Os arrumos das almas estavam cheios
muitos queriam esconjurar
peças inteiras herdadas do futuro sem data
propondo estafetas entre os dias consecutivos
sem precisarem de bênçãos literais
ou de envelopes com tiragem restrita.
As sílabas eram seladas com válvulas mecânicas
e toda a pluviosidade recolhida em vasilhas
para não haver
lamúrias baseadas num estio delongado
nem se atearem as celestiais discussões
sobre clima e aquecimento e poluição.
(Só discutem
os que perseveram em estado de negação
e os que lhes dão atenção
querendo negar o seu estado de negação.)
Os aflitos anciãos agarrados aos corrimões
avançam com a sofreguidão do vagar
protestando
contra as intempéries do tempo
e de como ele conspira.
Ninguém lhes dá ouvidos
ao serpentearem com as vozes trémulas
e as palavras trémulas que não chegam a ser
dominadas pelo silêncio avassalador.
Pintam-se rosas selvagens numa parede avulsa.
Vozes sem bússola chamam pelo poema
como quem suplica pelo sono
(vencido pela insónia).
Se os testamentos fossem vitalícios
ninguém movia as pedras do cais.
Ninguém ensaiava o exílio
em litanias sem regra
nos estilhaços de si mesmo.
Mas depois
há uma geografia sem latitude que chama
o distinto lugar que entroniza a manhã
em beijos demorados que costuram as bocas
à medida que os corpos avançam para o eclipse.
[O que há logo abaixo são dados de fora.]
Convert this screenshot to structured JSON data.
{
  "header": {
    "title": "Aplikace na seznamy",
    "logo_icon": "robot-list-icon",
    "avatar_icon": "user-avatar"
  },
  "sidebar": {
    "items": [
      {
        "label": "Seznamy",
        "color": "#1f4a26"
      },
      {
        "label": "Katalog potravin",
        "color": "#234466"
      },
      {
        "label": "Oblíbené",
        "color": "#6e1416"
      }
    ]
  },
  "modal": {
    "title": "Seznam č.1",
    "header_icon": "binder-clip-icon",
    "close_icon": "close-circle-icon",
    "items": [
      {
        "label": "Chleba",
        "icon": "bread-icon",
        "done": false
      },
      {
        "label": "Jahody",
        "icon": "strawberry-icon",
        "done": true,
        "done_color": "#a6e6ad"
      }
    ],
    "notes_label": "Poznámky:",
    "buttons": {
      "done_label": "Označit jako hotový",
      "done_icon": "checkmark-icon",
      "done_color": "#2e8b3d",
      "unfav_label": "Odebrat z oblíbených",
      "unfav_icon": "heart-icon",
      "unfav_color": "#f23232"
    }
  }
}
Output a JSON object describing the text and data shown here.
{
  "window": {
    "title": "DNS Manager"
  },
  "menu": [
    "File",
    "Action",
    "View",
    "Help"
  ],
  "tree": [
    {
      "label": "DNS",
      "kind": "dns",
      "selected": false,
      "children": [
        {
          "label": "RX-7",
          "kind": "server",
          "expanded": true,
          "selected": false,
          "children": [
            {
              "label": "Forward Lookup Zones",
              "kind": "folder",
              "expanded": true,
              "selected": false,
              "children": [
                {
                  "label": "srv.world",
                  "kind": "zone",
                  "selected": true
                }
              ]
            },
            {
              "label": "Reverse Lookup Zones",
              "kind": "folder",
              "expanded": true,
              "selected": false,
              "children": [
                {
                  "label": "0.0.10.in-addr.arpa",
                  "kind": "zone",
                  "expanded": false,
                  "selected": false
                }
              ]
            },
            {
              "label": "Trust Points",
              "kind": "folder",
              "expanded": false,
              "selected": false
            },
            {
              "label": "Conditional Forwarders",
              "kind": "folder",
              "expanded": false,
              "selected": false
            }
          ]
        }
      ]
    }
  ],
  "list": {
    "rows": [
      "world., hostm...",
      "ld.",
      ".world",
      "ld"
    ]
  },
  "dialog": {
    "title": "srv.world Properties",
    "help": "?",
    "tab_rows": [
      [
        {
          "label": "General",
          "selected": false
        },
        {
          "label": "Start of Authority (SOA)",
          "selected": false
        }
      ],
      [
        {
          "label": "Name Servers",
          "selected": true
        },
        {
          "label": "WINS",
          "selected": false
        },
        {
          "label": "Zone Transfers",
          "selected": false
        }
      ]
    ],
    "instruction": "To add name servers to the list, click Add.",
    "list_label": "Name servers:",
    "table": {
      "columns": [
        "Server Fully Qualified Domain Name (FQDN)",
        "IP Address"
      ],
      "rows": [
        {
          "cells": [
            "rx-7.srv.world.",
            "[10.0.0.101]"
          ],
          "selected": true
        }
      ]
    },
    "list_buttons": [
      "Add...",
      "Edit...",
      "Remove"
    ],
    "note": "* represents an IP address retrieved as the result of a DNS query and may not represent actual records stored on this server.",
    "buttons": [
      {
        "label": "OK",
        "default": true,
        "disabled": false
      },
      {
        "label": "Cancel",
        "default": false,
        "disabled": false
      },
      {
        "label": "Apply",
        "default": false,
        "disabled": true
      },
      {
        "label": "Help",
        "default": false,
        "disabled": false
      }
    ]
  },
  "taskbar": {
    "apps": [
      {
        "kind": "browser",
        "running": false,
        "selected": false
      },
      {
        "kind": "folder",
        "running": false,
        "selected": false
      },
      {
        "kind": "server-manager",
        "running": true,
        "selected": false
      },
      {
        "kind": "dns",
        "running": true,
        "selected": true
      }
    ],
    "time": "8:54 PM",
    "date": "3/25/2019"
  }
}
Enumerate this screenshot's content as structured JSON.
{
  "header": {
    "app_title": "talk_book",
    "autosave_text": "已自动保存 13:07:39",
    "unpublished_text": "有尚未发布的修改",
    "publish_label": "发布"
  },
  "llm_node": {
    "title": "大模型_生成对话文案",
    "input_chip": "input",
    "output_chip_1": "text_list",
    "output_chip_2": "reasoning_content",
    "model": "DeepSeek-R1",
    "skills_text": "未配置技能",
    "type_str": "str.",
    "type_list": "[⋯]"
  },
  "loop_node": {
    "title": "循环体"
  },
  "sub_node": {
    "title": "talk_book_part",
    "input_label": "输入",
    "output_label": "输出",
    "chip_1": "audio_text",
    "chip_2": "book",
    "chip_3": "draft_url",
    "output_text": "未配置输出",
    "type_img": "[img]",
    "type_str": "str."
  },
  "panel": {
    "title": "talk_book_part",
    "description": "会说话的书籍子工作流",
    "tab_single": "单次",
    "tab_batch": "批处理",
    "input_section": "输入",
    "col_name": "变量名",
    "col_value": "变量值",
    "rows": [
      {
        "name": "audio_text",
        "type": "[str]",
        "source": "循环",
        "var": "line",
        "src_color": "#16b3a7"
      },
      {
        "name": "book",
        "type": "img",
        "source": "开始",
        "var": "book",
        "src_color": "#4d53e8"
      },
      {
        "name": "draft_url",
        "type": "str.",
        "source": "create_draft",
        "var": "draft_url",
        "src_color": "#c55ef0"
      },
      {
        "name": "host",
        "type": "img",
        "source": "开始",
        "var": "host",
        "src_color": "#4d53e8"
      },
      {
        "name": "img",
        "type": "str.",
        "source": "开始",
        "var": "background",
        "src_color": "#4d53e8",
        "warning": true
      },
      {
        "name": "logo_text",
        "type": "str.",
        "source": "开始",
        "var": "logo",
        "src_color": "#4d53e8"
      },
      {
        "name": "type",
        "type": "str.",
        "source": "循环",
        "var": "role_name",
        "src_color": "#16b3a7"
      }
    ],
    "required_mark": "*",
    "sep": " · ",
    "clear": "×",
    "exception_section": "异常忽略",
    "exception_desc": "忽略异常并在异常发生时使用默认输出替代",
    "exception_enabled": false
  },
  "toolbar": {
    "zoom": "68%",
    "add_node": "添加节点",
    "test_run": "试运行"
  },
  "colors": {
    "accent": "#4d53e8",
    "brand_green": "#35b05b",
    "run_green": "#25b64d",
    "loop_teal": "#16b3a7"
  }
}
Não se atirem moedas aos déspotas
que sejam entoadas as entontecidas estrofes
que desenham a pele suada em câmara lenta
bebendo as alvíssaras
que descobrem a bala perdida
como se ela quisesse ter paradeiro.
Alguém diz:
somos satélites
essa é uma periferia que se cola à pele
a média que nos exaure como ambição centrípeta
no pródigo desengano que traz a indiferença.
Se o mundo fosse medido pela métrica adiada
não havia diagnósticos pueris
nem atrasos sem calibre.
Convidei os demónios para o jantar.
Fizeram de conta
que não era com eles.
Amassado pela impertinente dúvida
tirei o casaco às desculpas
para o perdão não ficar à mercê de preces.
Depois de todos os sumiços
com a versão imperfeita de mim
a guardar-se para momento tardio
juntei as artes todas junto às mãos
e proclamei a anarquia interior:
doravante
seria o pior dos insubmissos
dando cobertura aos desdém dos outros
todavia indiferente
por outra ser a bandeira minha
sem saber nunca para onde viram os feiticeiros
atirados à arena onde se jogam os acasos.
Muito gostava que o sortilégio dos pesares
não pesasse sobre mim
e deixasse por pastorear
(talvez, por exemplo)
os baldios que nunca quiseram dono.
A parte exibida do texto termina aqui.